Le chemin du paradis

Qu’est ce qu’on attend pour être heureux ?

Il n’était pas rare, à l’époque, c’est à dire à l’âge d’or du briandisme et de la réconciliation avec l’Allemagne, que le même film fût tourné en deux versions, l’une et l’autre reprenant le même décor, la même anecdote, la même intrigue, la même musique et employant des acteurs pour la plus grande partie différents, chacun jouissant d’une notoriété dans son propre pays, ce qui permettait de diffuser l’œuvre au delà de sa zone de diffusion naturelle. Dans Le chemin du paradis (en allemand Die Drei von der Tankstelle), la vedette, c’est l’anglo-allemande Lilian Harvey qui acquit là une belle notoriété, brisée plus tard par l’évolution de la Germanie.

Le film de Wilhelm Thiele, assisté en France par Max de Vaucorbeil, est une de ces charmantes opérettes irradiantes de gaieté qui emplissaient les années Trente. Gaieté forcée, gaieté artificielle, gaieté superficielle, tout ce qu’on voudra, gaieté qui s’efforçait d’oublier le carnage de la Grande guerre et de ne pas voir la survenue de la crise économique, le raidissement des impérialismes et la faiblesse complice des démocraties. Mais enfin il y a beaucoup dans le cinéma (et aussi dans la chanson) de l’Entre-deux-guerres une sorte de griserie aussi absurde que compréhensible.
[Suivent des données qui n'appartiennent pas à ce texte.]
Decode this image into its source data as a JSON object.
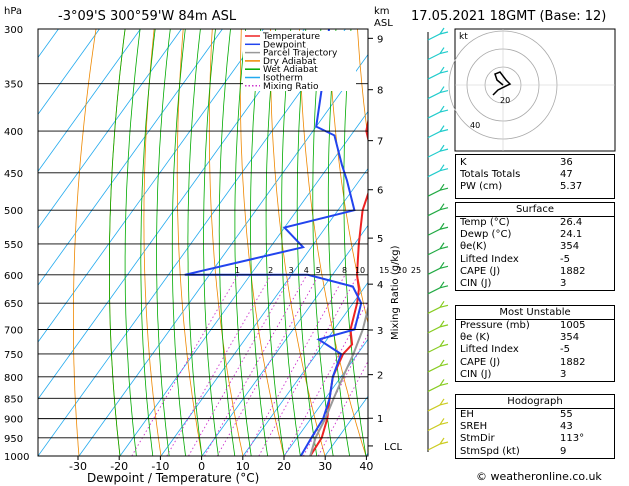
{
  "header": {
    "left_title": "-3°09'S 300°59'W 84m ASL",
    "right_title": "17.05.2021 18GMT (Base: 12)",
    "y_unit_left": "hPa",
    "y_unit_right_top": "km",
    "y_unit_right_bottom": "ASL"
  },
  "chart_data": {
    "type": "skew-t",
    "xlabel": "Dewpoint / Temperature (°C)",
    "ylabel_right": "Mixing Ratio (g/kg)",
    "ylabel_left": "hPa",
    "x_ticks": [
      -30,
      -20,
      -10,
      0,
      10,
      20,
      30,
      40
    ],
    "pressure_levels": [
      300,
      350,
      400,
      450,
      500,
      550,
      600,
      650,
      700,
      750,
      800,
      850,
      900,
      950,
      1000
    ],
    "km_ticks": [
      {
        "label": "9",
        "p": 308
      },
      {
        "label": "8",
        "p": 356
      },
      {
        "label": "7",
        "p": 411
      },
      {
        "label": "6",
        "p": 472
      },
      {
        "label": "5",
        "p": 541
      },
      {
        "label": "4",
        "p": 616
      },
      {
        "label": "3",
        "p": 701
      },
      {
        "label": "2",
        "p": 795
      },
      {
        "label": "1",
        "p": 899
      },
      {
        "label": "LCL",
        "p": 972
      }
    ],
    "mixing_ratio_labels": [
      "1",
      "2",
      "3",
      "4",
      "5",
      "8",
      "10",
      "15",
      "20",
      "25"
    ],
    "mixing_ratio_values": [
      1,
      2,
      3,
      4,
      5,
      8,
      10,
      15,
      20,
      25
    ],
    "legend": [
      "Temperature",
      "Dewpoint",
      "Parcel Trajectory",
      "Dry Adiabat",
      "Wet Adiabat",
      "Isotherm",
      "Mixing Ratio"
    ],
    "legend_colors": [
      "#ee2222",
      "#2244ee",
      "#999999",
      "#ee8800",
      "#00aa00",
      "#22aaee",
      "#cc33cc"
    ],
    "series": [
      {
        "name": "Temperature",
        "color": "#ee2222",
        "points": [
          [
            -31,
            300
          ],
          [
            -23,
            350
          ],
          [
            -17,
            400
          ],
          [
            -11,
            430
          ],
          [
            -7.5,
            450
          ],
          [
            -4,
            500
          ],
          [
            1,
            550
          ],
          [
            6,
            600
          ],
          [
            9,
            625
          ],
          [
            11,
            650
          ],
          [
            14,
            700
          ],
          [
            17,
            730
          ],
          [
            16.5,
            750
          ],
          [
            18,
            800
          ],
          [
            21,
            850
          ],
          [
            24,
            900
          ],
          [
            26,
            950
          ],
          [
            26.4,
            1000
          ]
        ]
      },
      {
        "name": "Dewpoint",
        "color": "#2244ee",
        "points": [
          [
            -44,
            300
          ],
          [
            -36,
            350
          ],
          [
            -30,
            395
          ],
          [
            -24,
            405
          ],
          [
            -17,
            440
          ],
          [
            -13,
            460
          ],
          [
            -6,
            500
          ],
          [
            -20,
            525
          ],
          [
            -12,
            555
          ],
          [
            -36,
            600
          ],
          [
            -6,
            600
          ],
          [
            7,
            620
          ],
          [
            12,
            650
          ],
          [
            15,
            700
          ],
          [
            8,
            720
          ],
          [
            16,
            750
          ],
          [
            18,
            800
          ],
          [
            21,
            850
          ],
          [
            23,
            900
          ],
          [
            23.5,
            950
          ],
          [
            24.1,
            1000
          ]
        ]
      },
      {
        "name": "Parcel Trajectory",
        "color": "#999999",
        "points": [
          [
            -10,
            300
          ],
          [
            -7,
            350
          ],
          [
            -4,
            400
          ],
          [
            0,
            450
          ],
          [
            4,
            500
          ],
          [
            8,
            550
          ],
          [
            11.5,
            600
          ],
          [
            14,
            650
          ],
          [
            17,
            700
          ],
          [
            19,
            750
          ],
          [
            20.5,
            800
          ],
          [
            22,
            850
          ],
          [
            23.5,
            900
          ],
          [
            24.5,
            950
          ],
          [
            26.4,
            1000
          ]
        ]
      }
    ],
    "wind_barb_count": 22,
    "hodograph_rings_labels": [
      "20",
      "40"
    ],
    "hodograph_label": "kt"
  },
  "indices": [
    {
      "label": "K",
      "value": "36"
    },
    {
      "label": "Totals Totals",
      "value": "47"
    },
    {
      "label": "PW (cm)",
      "value": "5.37"
    }
  ],
  "surface": {
    "title": "Surface",
    "rows": [
      {
        "label": "Temp (°C)",
        "value": "26.4"
      },
      {
        "label": "Dewp (°C)",
        "value": "24.1"
      },
      {
        "label": "θe(K)",
        "value": "354"
      },
      {
        "label": "Lifted Index",
        "value": "-5"
      },
      {
        "label": "CAPE (J)",
        "value": "1882"
      },
      {
        "label": "CIN (J)",
        "value": "3"
      }
    ]
  },
  "most_unstable": {
    "title": "Most Unstable",
    "rows": [
      {
        "label": "Pressure (mb)",
        "value": "1005"
      },
      {
        "label": "θe (K)",
        "value": "354"
      },
      {
        "label": "Lifted Index",
        "value": "-5"
      },
      {
        "label": "CAPE (J)",
        "value": "1882"
      },
      {
        "label": "CIN (J)",
        "value": "3"
      }
    ]
  },
  "hodograph": {
    "title": "Hodograph",
    "rows": [
      {
        "label": "EH",
        "value": "55"
      },
      {
        "label": "SREH",
        "value": "43"
      },
      {
        "label": "StmDir",
        "value": "113°"
      },
      {
        "label": "StmSpd (kt)",
        "value": "9"
      }
    ]
  },
  "credit": "© weatheronline.co.uk"
}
Une gaieté qui n’a, au demeurant, rien à voir avec celle d’aujourd’hui, qui est toute construite de sarcasme et de dérision, une gaieté tout simplement gaie, qui sera celle des orchestres de Ray Ventura ou de Fred Adison ou des rengaines de Georges Milton (J’ai ma combine) ou d’Albert Préjean (Amusez-vous, foutez-vous de tout !).

Sur un scénario mince comme une libellule anorexique, voici un fort gentil film, fait pour amuser au samedi soir le populo bon enfant et le faire remonter dans son sixième sans ascenseur et avec le lavabo dans le couloir avec l’œil qui s’illumine. D’abord trois garçons sympathiques, jeunes décavés qui viennent de perdre leur fortune après une banqueroute. Il y a là Jean (René Lefèvre), Guy (Jacques Maury) et surtout Willy (Henri Garat), unis comme les doigts de la main. Vendant le seul bien qui leur reste, une belle Torpédo, ils décident, pour subsister, de créer une station-service, fréquentée bientôt par la ravissante et richissime Lilian Cossmann (Lilian Harvey) qui, coquette comme pas deux, enflamme tour à tour les cœurs des trois amis, chacun se croyant bénéficier de ses faveurs et se réjouissant d’une bonne fortune ignorée de ses amis.

On peut tout à fait passer sur les péripéties de l’intrigue, qui n’ont rien d’haletant, ni de surprenant, mais sont tout de même bien menées, allègres, banales mais amusantes. On n’aura pas de peine à vite comprendre que la charmante Lilian et Willy, le plus séduisant garçon du trio, après quelques algarades, trouveront les douceurs de l’hyménée et que, malgré cette entorse à l’amitié qui veut qu‘Avoir un bon copain, voilà c’qu’y a d’meilleur au monde, les trois amis poursuivront leur camaraderie et connaîtront succès et fortune.

Mais précisément, c’est avec cet Avoir un bon copain, si allègre et si rayonnant et le reste de la musique écrite par Werner Heymann (auteur, plus tard de cet Amusez-vous que j’évoquais plus avant) que Le chemin du paradis peut demeurer un peu dans les mémoires. Si je ne suis pas très convaincu par Tout est permis quand on rêve, un peu trop mièvre et passe-partout, je trouve le thème-titre Le chemin du paradis repris plusieurs fois sous des rythmes et selon des modalités différentes une véritable qualité ; je note d’ailleurs que, sous son titre allemand, Hallo, du süße Frau, fahr’ nicht allein, il a été plusieurs fois interprété et même récemment repris. Et la séquence finale- la parade, pourrait-on dire -, ses girls et sa joie est vraiment très réussie.

Je ne voudrais induire en erreur personne par la relative hauteur de ma note : pour apprécier Le chemin du paradis, il faut avoir des faiblesses pour ce cinéma à la fois naïf et roublard des années Trente, trouver les chemins de France aussi séduisants que dans Prends la route de Jean Boyer et convenir que Lilian Harvey était vraiment ravissante. On n’est pas obligé.